The Ontario Superior Court of Justice recently granted rectification in a case in which the CRA and the taxpayer differed in their interpretation and effect of a particular document. In Kaleidescape Canada Inc et al v Computershare Trust Company of Canada et al, 2014 ONSC 4983, the Court was asked to determine whether the parties intended that Kaleidescape Canada Inc. remain a Canadian-controlled private company (CCPC) for the purposes of obtaining certain scientific research and development tax credits under the Income Tax Act (Canada).
Kaleidescape Canada Inc. (KCI) is a research and development company located in Ontario. KCI was structured as a “deadlock” corporation so that it would not be controlled by a non-resident and therefore would qualify as a CCPC.
From its incorporation in 2001 to 2006, KCI was accepted as a CCPC by CRA and benefitted from SR&ED credits. KCI’s shareholdings were restructured, and by 2008, were owned by Kaleidescape Inc. (KI), an American company, and Kaleidescape Canada Employment Trust (the Trust).

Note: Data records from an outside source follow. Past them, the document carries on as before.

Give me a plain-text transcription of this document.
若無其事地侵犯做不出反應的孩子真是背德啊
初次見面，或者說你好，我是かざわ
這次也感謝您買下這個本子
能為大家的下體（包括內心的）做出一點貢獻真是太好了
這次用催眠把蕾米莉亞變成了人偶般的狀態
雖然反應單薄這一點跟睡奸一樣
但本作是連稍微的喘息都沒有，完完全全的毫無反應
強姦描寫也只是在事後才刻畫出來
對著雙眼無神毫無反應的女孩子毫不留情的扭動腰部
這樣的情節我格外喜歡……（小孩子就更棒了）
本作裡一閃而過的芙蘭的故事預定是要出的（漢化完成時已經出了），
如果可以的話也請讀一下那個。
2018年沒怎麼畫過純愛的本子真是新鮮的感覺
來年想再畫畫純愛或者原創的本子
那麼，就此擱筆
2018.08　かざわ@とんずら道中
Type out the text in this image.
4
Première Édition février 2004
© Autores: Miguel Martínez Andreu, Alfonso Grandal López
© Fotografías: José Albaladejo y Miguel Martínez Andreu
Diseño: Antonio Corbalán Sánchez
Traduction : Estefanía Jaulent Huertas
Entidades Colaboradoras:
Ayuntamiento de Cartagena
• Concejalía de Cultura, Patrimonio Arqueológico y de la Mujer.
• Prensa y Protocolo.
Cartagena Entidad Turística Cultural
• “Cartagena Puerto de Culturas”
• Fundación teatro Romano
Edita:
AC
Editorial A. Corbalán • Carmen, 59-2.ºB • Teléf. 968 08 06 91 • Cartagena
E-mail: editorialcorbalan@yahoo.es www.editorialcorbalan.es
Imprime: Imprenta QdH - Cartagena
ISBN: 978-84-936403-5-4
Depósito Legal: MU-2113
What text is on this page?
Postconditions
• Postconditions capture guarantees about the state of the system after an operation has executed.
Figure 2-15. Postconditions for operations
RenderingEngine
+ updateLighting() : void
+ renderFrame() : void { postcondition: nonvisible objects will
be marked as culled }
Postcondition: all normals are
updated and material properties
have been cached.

It was believed at the time of the restructuring that replacing the previous Canadian resident individual shareholder with the Trust would allow KCI to maintain its CCPC status and continue to take advantage of the SR&ED credits. A Restated and Amended Trust Deed (the Deed) was entered into with KCI as the Settlor and Computershare Trust Company of Canada as the sole trustee. Pursuant to the Deed, the Trust and the Trustee were intended to be residents of Canada.
However, KI and the Trustee held equal voting rights, and a unanimous shareholders agreement relieved KCI’s directors of their powers and conferred those powers on the shareholders. There was no provision to resolve a deadlock, and neither the shareholders nor directors had the right to make unilateral decisions.
CRA took the position that KCI was not a CCPC for the 2008 and 2009 tax years, arguing that the effect the Deed was to give a non-resident authority to direct the Trustee how to vote its shares of KCI, such that a non-resident controlled KCI.
KCI argued that its common and continuing intention at all times was to structure and operate in a manner that would establish and preserve its CCPC status. The CRA argued that the Applicants could not prove common intention, did not admit that a mistake had been made, and could not show the precise form of a corrected document that would express their prior intention.
The Court reiterated that rectification is an equitable remedy that permits the retroactive correction of written instruments that do not accurately express the parties’ original agreement. The onus is on the applicant to satisfy the Court that rectification would simply align the documentation to the true intentions of the parties. The Court further noted that rectification can be granted where parties had an agreement to achieve a specific tax outcome but failed to implement their plan properly. It must be established that the original purpose of the transaction was to avoid taxation in a particular way, not simply avoid an unexpected tax disadvantage.
The Court found that the intention of the parties throughout was to ensure that KCI – as a research and development company – qualified for CCPC status and the available research tax credits. As a result, the wording used in the Trust Deed was a mistake and there was no intention to give KI de jure control over KCI. The Court granted rectification.
The Take Away
This case is another reminder that proof of a common intention at the time the original agreement is made is the key to a successful application for rectification. The parties must show that, in entering into a particular agreement or transaction, they had the intention to achieve a certain result under the ITA. Rectification will not be granted in cases where a disadvantageous tax result occurred, but there was not prior intention to avoid that result. Rectification can only be used to properly record the agreement between the parties and not as a tool for retroactive tax planning.